Вот – дядя Гриша, брат отца. Маленький, уставший. Отец называл его то «золотой пчелкой», то «эфиопской клячей». Потому что дядя Гриша когда-то пытался стать ювелиром, повадился носить домой перекупленное у воров золото и едва не загремел в тюрьму. Тогда отец Михаила – по праву старшего брата – увел младшего с «золотых приисков» и обучил его малярному делу. Из «золотой пчелки» дядя Гриша превратился в «эфиопскую клячу». Тащил воз, на котором сидели: двухсотпудовая Ева, дочка, зять и внук. Вот и теперь, судя по замученному виду, тащит. И не ропщет. Бьюклинская кляча.
Они – дядя Гриша, отец, Михаил – все из одного корня. И лица у них чем-то похожи, и темно-карие глаза похожи, и голоса. Они – из клана Чужиных, и основатель их клана – дед Самуил. Он погиб в тридцать девятом году в Кемеровской области. Остановка поезда у поселка, за которым находился лагерь, и по сей день называется «517-й километр».
Михаил повернулся на бок, сладко зевнул. Спать будет до третьих петухов… И поплыл куда-то. Нет, не в Киев, а почему-то в Бершадь, в местечко под кудрявыми липами.
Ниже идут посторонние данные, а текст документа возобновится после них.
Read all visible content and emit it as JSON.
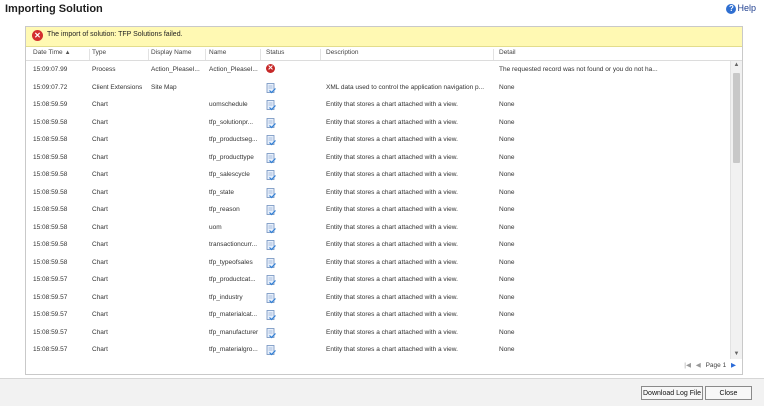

Там, у забора, на деревянном ящике сидел старик с белой окладистой бородой, в латанном-перелатанном пиджаке. Важно сопел и, поднимая вверх скрюченный указательный палец, спрашивал у прохожих: «Вы знаете, что в Израиле инфляция?»
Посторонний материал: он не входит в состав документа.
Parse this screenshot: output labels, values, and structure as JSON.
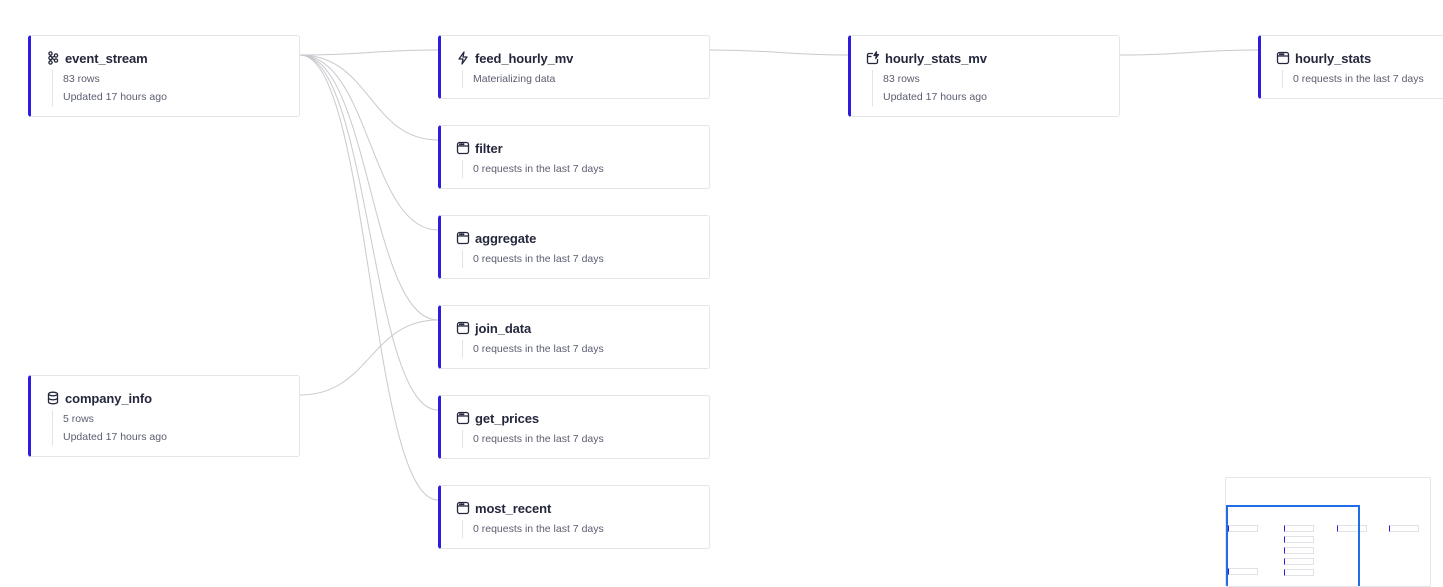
{
  "accent_color": "#2e1ce0",
  "nodes": {
    "event_stream": {
      "name": "event_stream",
      "icon": "kafka-icon",
      "line1": "83 rows",
      "line2": "Updated 17 hours ago"
    },
    "company_info": {
      "name": "company_info",
      "icon": "database-icon",
      "line1": "5 rows",
      "line2": "Updated 17 hours ago"
    },
    "feed_hourly_mv": {
      "name": "feed_hourly_mv",
      "icon": "lightning-icon",
      "line1": "Materializing data"
    },
    "filter": {
      "name": "filter",
      "icon": "endpoint-icon",
      "line1": "0 requests in the last 7 days"
    },
    "aggregate": {
      "name": "aggregate",
      "icon": "endpoint-icon",
      "line1": "0 requests in the last 7 days"
    },
    "join_data": {
      "name": "join_data",
      "icon": "endpoint-icon",
      "line1": "0 requests in the last 7 days"
    },
    "get_prices": {
      "name": "get_prices",
      "icon": "endpoint-icon",
      "line1": "0 requests in the last 7 days"
    },
    "most_recent": {
      "name": "most_recent",
      "icon": "endpoint-icon",
      "line1": "0 requests in the last 7 days"
    },
    "hourly_stats_mv": {
      "name": "hourly_stats_mv",
      "icon": "materialized-view-icon",
      "line1": "83 rows",
      "line2": "Updated 17 hours ago"
    },
    "hourly_stats": {
      "name": "hourly_stats",
      "icon": "endpoint-icon",
      "line1": "0 requests in the last 7 days"
    }
  }
}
Приезжая в Бершадь, Михаил сразу замечал, что у него, коренного киевлянина, вдруг появляется едва заметный акцентик идиш. И он уже не говорит, а как бы поет, и даже картавинка легкая проскальзывает.
В доме дяди Гриши на столах сушилась домашняя лапша, а над нею летали мухи. В шкафу поблескивали корешками «Граф Монте-Кристо» и «Милый друг». Михаил был первым, кто однажды достал эти книжки и от нечего делать перечитал. К большому удивлению, если не к ужасу хозяев дома. Ева даже сбегала за соседкой и, подведя ее к приоткрытой двери, прошептала: «Видишь, он чита-ает…»
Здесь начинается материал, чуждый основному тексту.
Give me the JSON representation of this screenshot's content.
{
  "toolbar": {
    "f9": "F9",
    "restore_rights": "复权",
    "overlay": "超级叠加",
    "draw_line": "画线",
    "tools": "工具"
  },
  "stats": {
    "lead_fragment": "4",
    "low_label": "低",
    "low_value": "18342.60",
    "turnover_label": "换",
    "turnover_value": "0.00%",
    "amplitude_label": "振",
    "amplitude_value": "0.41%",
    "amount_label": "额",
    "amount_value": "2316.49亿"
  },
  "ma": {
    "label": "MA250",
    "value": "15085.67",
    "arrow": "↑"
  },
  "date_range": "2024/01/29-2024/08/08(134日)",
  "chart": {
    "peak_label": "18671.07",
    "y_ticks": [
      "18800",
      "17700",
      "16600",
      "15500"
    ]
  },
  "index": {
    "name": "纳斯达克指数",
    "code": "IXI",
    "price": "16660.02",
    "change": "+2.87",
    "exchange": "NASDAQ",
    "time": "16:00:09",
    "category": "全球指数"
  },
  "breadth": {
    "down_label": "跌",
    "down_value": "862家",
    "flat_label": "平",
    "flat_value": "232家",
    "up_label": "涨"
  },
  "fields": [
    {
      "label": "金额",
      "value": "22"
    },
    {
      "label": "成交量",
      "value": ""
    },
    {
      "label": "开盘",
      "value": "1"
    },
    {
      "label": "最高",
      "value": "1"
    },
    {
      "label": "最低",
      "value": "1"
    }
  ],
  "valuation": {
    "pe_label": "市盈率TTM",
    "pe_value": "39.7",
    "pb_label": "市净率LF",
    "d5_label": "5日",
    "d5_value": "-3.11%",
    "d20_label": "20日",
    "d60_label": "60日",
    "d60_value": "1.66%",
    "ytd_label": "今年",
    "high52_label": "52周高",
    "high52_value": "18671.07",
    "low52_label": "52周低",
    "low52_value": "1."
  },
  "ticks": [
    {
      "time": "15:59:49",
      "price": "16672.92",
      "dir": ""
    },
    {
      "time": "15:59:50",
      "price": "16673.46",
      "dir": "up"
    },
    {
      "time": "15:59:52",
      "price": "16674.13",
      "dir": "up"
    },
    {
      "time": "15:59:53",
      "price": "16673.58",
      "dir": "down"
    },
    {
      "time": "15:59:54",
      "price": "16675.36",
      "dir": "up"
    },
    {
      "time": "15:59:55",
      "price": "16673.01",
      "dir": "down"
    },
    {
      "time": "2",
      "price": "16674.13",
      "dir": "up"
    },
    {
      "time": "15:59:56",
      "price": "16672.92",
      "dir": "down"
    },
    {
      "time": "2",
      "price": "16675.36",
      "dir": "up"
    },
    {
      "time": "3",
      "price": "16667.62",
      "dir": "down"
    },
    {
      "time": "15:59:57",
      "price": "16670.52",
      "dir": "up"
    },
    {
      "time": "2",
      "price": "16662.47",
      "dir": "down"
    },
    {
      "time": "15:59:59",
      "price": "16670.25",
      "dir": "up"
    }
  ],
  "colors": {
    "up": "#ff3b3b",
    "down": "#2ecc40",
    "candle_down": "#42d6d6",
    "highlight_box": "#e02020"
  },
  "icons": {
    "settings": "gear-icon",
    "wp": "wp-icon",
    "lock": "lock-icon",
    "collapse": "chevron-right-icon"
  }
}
По вечерам, после всебершадского променада по главной улице, где в центре стоял памятник Ленину, а по сторонам – спиртзавод и валютный магазин, семья собиралась во дворе, в беседке. Судачили о разном, спорили о политике. Дядя Гриша костерил власть и ратовал за мелкий частный бизнес. Говорил, что уедет, как только «поднимут железный занавес». Пили спирт. Под хмельком дядя Гриша мог запеть какую-нибудь веселую песню на идиш или заунывную русскую. Отец подхватывал. Потом они вспоминали Дальний Восток, Биробиджан, где провели детство.
Порою за забором проезжала телега. Странная скрипучая телега. Когда-то, лет сто назад, шолом-алейхемовская голытьба грузила на такую же телегу свой скарб и отправлялась за лучшей долей в Америку…
Была свадьба: дочь дяди Гриши – Алка, выходила замуж за Борика. Свадебное платье прислали родственники из Нью-Йорка, купив его в каком-то захудалом бутике на Брайтоне. Платьем этим очень гордились, а бершадские девушки, узнав, что у Алки платье из Нью-Йорка, от зависти скрежетали зубами. Правда, к радости подруг, Алка его малость испортила по дороге в загс. Сначала вступила в глубокую лужу у дома, а потом, садясь в «Запорожец», не подобрала подол и захлопнула дверцу. Ажурный шелк, уже здорово заляпанный грязью, разорвался. Крику было… Мата… Жених Борик тоже кричал – у него вдруг разболелось ухо, и он все порывался удрать к врачу, а свадьбу умолял перенести. Но шансов у него практически не оставалось – Борик был зажат с обеих сторон невестой и двухсотпудовой Евой.
Михаил там был свидетелем, шафером. Потому что родственник, да еще из Киева. В ресторане к нему подступали незнакомые мужчины и женщины – спрашивали, не знает ли он, сколько денег вбухано в эту свадьбу и действительно ли это «рваное платье» – из Америки? Доверительно сообщали, что «вот-вот поднимут железный занавес», нужно готовиться.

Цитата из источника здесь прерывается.